I realized early on that I really needed to take my first week or two of summer to adjust. After living in the moment and experiencing things from August to May, I found myself irritable, and having a hard time readjusting to pre-college, pre-moving-out life. I needed to take some time and reevaluate who I had become, and what had changed. One of the reoccuring things I found during this time was a switch from Need to Want.

This change came in various forms: pre-college life, I took the classes I NEEDED to, and joined the clubs I NEEDED to. Almost everything that was driving me before going to college was need-based, whether it was pushing my GPA for financial aid, adding on the extra AP class for college credit,  or writing paper after paper explaining why I deserved their money (scholarships are the most obnoxious need ever). At the same time, I now realize that most of my relationships were need-based as well.

While one of my pet-peeves was neediness, and I rejected any form of clinginess both in friendships and relationships, looking back, the way I knew who my closest friends were was by how much I needed them.

If I couldn’t go a week without seeing them, if I had to go to dances with them, if a certain occassion didn’t feel right without having them there, that was how I knew they were my best friends. I NEEDED them to be there in order to feel myself.

“But, we’ve always gone to homecoming together! If I can’t go with them, I can’t go at all!

“Why didn’t you tell me you were skipping class? I wouldn’t have gone if I had known- I can’t survive it without you!”

Both of these are pretty innocent, but need started cropping up in other areas as well.

” You make me feel like me.”

“I can’t imagine life without you.”

“I need you.”

And then graduation came, and suddenly Need was replaced by Want.

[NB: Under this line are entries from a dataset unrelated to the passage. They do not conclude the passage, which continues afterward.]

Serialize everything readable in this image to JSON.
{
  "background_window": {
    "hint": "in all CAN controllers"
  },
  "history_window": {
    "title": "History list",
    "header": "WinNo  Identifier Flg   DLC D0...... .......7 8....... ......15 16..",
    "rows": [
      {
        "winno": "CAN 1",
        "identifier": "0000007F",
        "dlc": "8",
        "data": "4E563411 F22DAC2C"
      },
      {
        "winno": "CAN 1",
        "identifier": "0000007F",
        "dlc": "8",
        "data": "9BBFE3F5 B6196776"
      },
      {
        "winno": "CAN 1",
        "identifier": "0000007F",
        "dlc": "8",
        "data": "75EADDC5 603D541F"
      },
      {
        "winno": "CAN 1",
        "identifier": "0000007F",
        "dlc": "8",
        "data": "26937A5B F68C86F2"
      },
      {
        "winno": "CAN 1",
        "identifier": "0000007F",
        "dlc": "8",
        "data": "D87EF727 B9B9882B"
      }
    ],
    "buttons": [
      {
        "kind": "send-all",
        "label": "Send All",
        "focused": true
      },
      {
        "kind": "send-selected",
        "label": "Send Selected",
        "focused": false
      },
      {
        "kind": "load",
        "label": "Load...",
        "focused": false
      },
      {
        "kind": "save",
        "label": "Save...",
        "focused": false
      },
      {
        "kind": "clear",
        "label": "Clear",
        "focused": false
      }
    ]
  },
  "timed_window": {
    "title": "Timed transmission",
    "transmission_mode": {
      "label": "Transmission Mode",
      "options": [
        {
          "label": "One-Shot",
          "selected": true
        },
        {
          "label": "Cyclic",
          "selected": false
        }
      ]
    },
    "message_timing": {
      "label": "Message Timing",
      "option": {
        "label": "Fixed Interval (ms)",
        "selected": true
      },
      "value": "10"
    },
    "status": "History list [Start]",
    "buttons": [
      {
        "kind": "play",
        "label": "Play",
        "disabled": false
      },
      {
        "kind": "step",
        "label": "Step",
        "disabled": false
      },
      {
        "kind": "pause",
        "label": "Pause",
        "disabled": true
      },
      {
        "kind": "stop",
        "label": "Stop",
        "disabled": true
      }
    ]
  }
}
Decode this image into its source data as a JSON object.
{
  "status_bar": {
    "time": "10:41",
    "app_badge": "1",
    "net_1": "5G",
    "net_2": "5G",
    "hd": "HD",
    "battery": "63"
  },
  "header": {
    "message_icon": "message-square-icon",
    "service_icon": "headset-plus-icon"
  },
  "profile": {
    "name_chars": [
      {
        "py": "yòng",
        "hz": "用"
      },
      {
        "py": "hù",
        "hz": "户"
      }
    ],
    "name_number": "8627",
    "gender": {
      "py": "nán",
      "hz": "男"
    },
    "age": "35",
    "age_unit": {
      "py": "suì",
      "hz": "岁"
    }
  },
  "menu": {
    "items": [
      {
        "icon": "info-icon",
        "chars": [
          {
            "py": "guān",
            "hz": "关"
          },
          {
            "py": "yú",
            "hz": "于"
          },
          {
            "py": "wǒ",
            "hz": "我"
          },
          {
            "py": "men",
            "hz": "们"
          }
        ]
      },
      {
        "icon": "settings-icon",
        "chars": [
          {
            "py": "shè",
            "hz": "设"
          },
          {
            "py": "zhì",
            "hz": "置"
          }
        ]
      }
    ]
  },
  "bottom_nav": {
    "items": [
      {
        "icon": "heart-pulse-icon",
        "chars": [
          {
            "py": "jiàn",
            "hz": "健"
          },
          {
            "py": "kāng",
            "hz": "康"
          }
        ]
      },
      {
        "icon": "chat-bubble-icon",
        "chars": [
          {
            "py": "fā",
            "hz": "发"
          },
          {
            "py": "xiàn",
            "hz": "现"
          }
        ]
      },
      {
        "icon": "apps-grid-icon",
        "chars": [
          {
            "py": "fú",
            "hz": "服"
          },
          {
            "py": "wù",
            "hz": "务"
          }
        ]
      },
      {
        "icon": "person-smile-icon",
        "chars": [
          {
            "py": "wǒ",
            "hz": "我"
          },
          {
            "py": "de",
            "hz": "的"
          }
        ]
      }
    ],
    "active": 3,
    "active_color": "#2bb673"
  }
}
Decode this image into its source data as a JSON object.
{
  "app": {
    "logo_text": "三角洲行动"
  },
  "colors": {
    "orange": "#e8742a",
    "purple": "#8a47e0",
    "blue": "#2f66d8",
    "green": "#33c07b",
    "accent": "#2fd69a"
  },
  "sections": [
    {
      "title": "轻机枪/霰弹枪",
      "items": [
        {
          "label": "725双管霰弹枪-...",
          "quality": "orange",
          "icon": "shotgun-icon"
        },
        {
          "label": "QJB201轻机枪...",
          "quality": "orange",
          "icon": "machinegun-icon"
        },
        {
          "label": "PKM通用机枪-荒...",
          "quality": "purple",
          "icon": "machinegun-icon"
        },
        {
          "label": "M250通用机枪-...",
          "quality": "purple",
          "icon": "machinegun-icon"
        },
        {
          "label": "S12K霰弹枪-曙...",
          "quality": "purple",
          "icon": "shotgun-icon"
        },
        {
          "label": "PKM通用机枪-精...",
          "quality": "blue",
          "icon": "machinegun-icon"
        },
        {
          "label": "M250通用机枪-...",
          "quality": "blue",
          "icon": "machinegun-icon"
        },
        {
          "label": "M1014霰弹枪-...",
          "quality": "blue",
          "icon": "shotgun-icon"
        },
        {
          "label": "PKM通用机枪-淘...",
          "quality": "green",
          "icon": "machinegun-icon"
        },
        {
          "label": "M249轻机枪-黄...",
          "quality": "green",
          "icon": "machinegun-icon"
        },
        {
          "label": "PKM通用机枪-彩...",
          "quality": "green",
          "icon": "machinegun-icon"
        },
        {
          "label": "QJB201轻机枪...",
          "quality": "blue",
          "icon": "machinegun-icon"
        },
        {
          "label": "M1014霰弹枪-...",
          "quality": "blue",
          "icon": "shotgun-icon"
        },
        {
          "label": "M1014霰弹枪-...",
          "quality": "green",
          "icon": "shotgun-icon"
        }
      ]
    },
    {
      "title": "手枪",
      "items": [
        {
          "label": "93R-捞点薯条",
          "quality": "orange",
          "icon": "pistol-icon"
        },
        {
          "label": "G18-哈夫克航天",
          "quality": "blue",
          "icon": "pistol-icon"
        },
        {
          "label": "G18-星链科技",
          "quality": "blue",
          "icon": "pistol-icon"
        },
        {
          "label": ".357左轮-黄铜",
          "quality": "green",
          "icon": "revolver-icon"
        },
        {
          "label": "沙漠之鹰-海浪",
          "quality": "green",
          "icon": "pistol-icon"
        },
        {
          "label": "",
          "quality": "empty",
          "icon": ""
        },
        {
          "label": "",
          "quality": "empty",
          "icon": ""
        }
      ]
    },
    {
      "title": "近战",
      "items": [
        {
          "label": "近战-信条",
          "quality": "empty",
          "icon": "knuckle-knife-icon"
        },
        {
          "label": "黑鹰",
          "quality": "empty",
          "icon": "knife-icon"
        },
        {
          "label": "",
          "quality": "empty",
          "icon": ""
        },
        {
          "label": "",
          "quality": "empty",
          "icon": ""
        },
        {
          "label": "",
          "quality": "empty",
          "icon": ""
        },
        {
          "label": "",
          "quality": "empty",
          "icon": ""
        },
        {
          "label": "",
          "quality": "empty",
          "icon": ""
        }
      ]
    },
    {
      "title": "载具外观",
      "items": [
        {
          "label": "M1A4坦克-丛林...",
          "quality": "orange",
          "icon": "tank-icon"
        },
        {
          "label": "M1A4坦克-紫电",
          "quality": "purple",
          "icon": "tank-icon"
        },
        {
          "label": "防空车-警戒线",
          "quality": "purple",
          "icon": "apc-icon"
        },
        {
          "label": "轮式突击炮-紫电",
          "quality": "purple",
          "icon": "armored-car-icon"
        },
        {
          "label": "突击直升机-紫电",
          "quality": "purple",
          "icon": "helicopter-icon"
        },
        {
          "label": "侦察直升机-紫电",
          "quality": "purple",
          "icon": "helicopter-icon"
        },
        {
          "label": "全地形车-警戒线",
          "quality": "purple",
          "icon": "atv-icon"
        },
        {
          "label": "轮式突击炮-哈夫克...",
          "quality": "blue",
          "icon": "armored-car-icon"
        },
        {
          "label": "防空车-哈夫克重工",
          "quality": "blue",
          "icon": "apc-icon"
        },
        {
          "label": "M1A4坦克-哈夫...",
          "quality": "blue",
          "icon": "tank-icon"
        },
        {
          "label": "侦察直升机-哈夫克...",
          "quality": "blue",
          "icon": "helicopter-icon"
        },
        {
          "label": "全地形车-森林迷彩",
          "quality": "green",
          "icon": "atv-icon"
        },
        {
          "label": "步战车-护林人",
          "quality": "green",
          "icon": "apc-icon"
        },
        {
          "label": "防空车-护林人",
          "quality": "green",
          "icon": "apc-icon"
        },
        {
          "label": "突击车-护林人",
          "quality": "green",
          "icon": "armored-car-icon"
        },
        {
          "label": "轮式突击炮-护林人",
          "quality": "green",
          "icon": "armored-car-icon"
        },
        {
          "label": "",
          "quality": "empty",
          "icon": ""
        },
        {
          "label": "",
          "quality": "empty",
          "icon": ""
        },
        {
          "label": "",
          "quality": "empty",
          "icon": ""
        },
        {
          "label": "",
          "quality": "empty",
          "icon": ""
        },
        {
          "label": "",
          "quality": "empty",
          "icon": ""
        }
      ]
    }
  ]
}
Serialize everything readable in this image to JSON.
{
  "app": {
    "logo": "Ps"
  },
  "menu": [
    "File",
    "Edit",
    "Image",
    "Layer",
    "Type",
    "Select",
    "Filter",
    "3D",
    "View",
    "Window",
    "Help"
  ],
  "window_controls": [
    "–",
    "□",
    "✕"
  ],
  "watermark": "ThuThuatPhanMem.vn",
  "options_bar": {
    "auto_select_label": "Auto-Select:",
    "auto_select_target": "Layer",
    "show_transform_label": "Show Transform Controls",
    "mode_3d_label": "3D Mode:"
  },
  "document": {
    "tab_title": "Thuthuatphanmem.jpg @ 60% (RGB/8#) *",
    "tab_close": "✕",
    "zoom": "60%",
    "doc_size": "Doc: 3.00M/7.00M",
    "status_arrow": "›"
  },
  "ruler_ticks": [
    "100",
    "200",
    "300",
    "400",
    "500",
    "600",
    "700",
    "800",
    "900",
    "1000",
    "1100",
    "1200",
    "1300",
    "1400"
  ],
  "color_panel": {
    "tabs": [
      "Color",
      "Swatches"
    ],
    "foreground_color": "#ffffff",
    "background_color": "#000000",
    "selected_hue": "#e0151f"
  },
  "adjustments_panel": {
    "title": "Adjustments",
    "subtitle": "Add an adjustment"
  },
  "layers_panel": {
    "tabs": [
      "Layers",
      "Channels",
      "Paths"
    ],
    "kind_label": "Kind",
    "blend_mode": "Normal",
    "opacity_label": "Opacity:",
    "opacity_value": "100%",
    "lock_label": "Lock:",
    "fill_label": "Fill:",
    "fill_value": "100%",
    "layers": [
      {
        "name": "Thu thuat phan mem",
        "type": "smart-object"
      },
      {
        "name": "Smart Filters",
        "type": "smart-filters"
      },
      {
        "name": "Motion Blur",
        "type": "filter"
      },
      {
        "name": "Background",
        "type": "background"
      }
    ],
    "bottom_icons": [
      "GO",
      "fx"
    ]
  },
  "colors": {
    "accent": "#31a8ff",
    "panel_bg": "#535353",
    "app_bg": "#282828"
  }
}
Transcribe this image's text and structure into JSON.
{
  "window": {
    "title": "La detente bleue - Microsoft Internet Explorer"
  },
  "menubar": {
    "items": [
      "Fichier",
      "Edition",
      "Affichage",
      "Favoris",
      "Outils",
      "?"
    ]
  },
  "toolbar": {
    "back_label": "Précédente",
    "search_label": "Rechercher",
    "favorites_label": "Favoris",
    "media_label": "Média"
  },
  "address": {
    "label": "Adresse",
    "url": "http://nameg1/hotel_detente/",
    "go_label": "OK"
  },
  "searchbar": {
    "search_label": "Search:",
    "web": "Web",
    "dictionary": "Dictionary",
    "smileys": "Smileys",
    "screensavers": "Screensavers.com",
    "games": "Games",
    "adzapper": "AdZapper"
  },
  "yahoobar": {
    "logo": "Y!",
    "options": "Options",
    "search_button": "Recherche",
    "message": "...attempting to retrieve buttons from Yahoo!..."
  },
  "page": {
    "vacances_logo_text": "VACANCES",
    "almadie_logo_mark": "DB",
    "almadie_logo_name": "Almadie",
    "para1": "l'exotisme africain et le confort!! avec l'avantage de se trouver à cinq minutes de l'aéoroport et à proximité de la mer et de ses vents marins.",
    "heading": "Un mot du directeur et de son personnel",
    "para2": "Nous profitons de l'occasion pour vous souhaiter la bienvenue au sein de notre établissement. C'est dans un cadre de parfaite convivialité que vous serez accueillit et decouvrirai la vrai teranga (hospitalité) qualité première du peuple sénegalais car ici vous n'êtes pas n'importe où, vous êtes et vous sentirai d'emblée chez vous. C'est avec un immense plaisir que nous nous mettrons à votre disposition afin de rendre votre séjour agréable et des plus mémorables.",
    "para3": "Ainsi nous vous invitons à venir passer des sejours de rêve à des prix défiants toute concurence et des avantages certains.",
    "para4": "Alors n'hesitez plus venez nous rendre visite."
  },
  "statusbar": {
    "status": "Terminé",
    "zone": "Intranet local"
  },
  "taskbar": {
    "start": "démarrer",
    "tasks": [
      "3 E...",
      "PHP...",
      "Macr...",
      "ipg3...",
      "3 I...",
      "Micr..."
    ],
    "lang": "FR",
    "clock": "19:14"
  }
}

I started visiting colleges because I wanted to, and applied because I wanted to. I made the rules: going out-of-state became an option because I decided I would do whatever it took to go to the school I wanted and study what I wanted. I chose the classes I wanted to.

The friends I made weren’t out of need, they were out of want.

I didn’t need friends to be in my classes because I wanted to be in the class.

I didn’t need to be best friends with my roommate and hall, I wanted to.

Suddenly, my relationships in college felt much stronger than the ones  I made pre-college, and there’s a simple reason why.

Need<Want

Want is a choice. It leads to growth and change.

Need is also a choice. It leads to disappointment, bitterness, and isolation.

Do you see where I’m going with this?

Too many times we mistake Need in a relationship as the ultimate form of love.

“He’s my world.”

“She’s my better half.”

“They complete me.”

All of these scream NEED. It looks and sounds great on the outside, but the truth is, if you’re with someone because you need them, what happens when they change? What happens whaen you change? What happens when they no longer fulfill those needs, or you no longer fulfill theirs?

When want is what drives you,

“He’s my world” becomes “He makes my world better.”

“She’s my better half” becomes “She encourages me to BE my best.”

“They complete me” becomes “We are both complete, but together we become MORE. We become We.”

Need means you are depending on something. It adds strain and tension and pressure, which eventually self-destructs.

Want means you are pursuing something, you desire something, and you will never stop desiring to discover and learn about it. All the good, all the bad, and perservering through it.

So, what are you doing this summer? 😉

“The irony is that while God doesn’t need us but still wants us, we desperately need God but don’t really want Him most of the time.”
― Francis Chan

“A lot of people get so hung up on what they can’t have that they don’t think for a second about whether they really want it.”